The seventies wave of adult humor of which Nudie Musical was a part might have ranged from frank and intelligent to crude and barely funny to borderline-pornographic, but the presiding spirit of this film seems to be Mel Brooks, who delighted in parodying the conventions of showbiz, and especially those of musicals. Brooks, born in a generation that didn't discuss sex openly, relies on suggestiveness and double-entendre, but the difference between his humor and that of baby-boomer Kimmel's is more a difference of degree than of kind. If Mel Brooks had been born in the era of Dr. Spock, sex education in schools, the Pill, gay liberation and the sexual revolution, it's possible that he might have come up with something like the "Dancing Dildos" number: a chorus of antebellum southern belles in see-through hoop skirts and sunhats singing the praises of "a girl's best friend" with four men dressed in vibrator costumes that make them look like missiles with feet as "director" Smithee causes havoc with a crane-mounted camera. It's a moment of inspired vulgarity in the same vein as The Producers' "Springtime For Hitler" number.

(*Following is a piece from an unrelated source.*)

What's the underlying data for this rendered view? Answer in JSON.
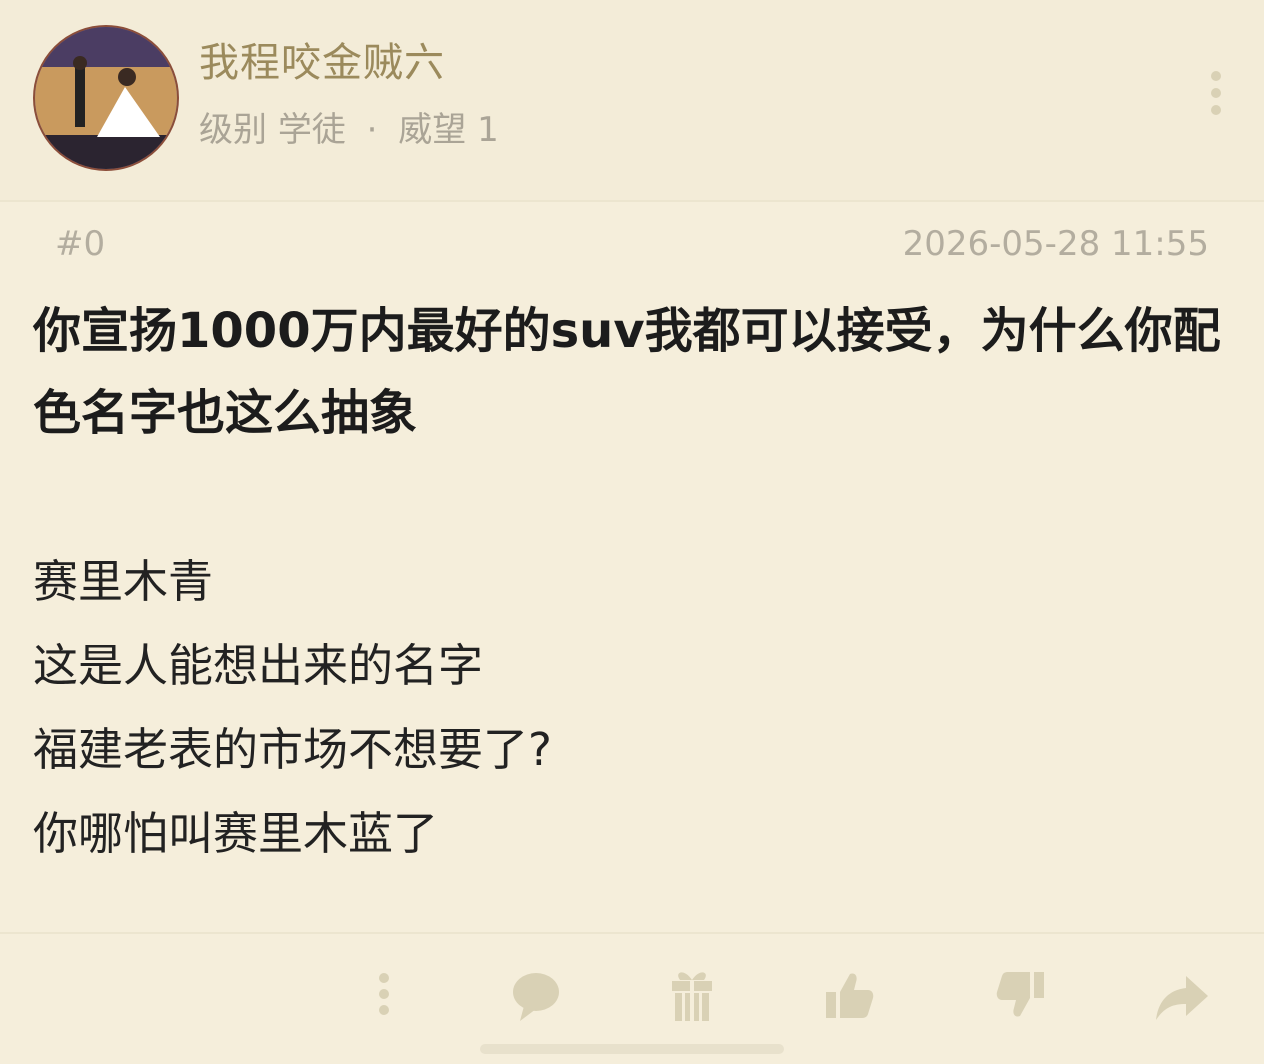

The film's pretentions to satirizing porn don't go very far, and don't really have to. In spite of numbers with titles like "Butch, Dyke, Lesbian," "Perversion," and "Orgasm," as well as the obligatory top-hat-and-tails number (about cunnilingus and called "Let Them Eat Cake"), the movie is a comedy about showbiz rather than about sex, and a showbiz comedy that's fairly old-fashioned in its humor to boot, with its "let's put on a show, kids!" storyline, likable, endearing characters and a sweet, uncynical attitude. There's a comfy, approachable feel to Stephen Nathan's harried-striver and Cindy Williams's girl-Friday relationship that's straight out of the old screwball comedies, and an impish, Harpo Marx charm to Bruce Kimmel's characterization. Critics singled out Cindy Williams for praise in this film, and rightly so: she is a remarkably subtle comic actress with an outwardly sweet, prim exterior and equal talents for verbal snark and Lucille Ball-esque physical comedy.
Further notes:
- Many of the cast, including Cindy Williams, Alan Abelew, Bruce Kimmel, and Diana Canova were friends and classmates at Los Angeles City College in the sixties.
- Ron Howard, who spent his boyhood playing Sheriff Andy Taylor's son Opie on the television comedy series The Andy Griffith Show, co-starred with Cindy Williams in George Lucas' American Graffiti, was currently star of the Happy Days television series, and at this time an aspiring director interested in any grassroots film project he happened to encounter, appears in a cameo in the audition sequence, talking with Lynne Marie Stewart, who also appeared with Howard and Williams in American Graffiti and went on to play the ultra-glamorous Miss Yvonne in Pee Wee's Playhouse.
- John Smithee's name derives from "Alan Smithee," a pseudonym used in the film industry by directors who do not wish to be credited on a film.
- A People magazine writer predicted a fabulous singing career for Leslie Ackerman on the strength of her "Lights And Smiles" number, not knowing that Annette O'Toole actually sang the song and that Ackerman couldn't sing a note: she practiced for three days in front of a mirror and came up with one of the best lip-synchs in film.
- "Dancing Dildos" was part of a sequence shot six months after the end of principal photography, on Paramount's insistence that the film sagged in the middle. The studio put up US$75,000 (about half the original cost of the film) for the shooting.
- For the week ending September 28, 1977, the industry paper Variety listed The First Nudie Musical as the fourth highest-grossing film after Star Wars, You Light Up My Life, and The Spy Who Loved Me.
- In the film, Harry advises John Smithee to bluff his way through the project by boning up on filmmaking terms and, since he's supposed to be a director of adult films, by peppering his speech with strong language, resulting in my favorite line, at the end of his first-day-of-production pep-talk: "Now, as Mr. Sheckler said, we don't have a lot of time. So I will of course expect hard work, cooperation, diligence, photography, sound and color. Shit, we could make a fucking good bitch of a bastard movie if we all pull together and work as a whore-loving cunt penis team. Thank you."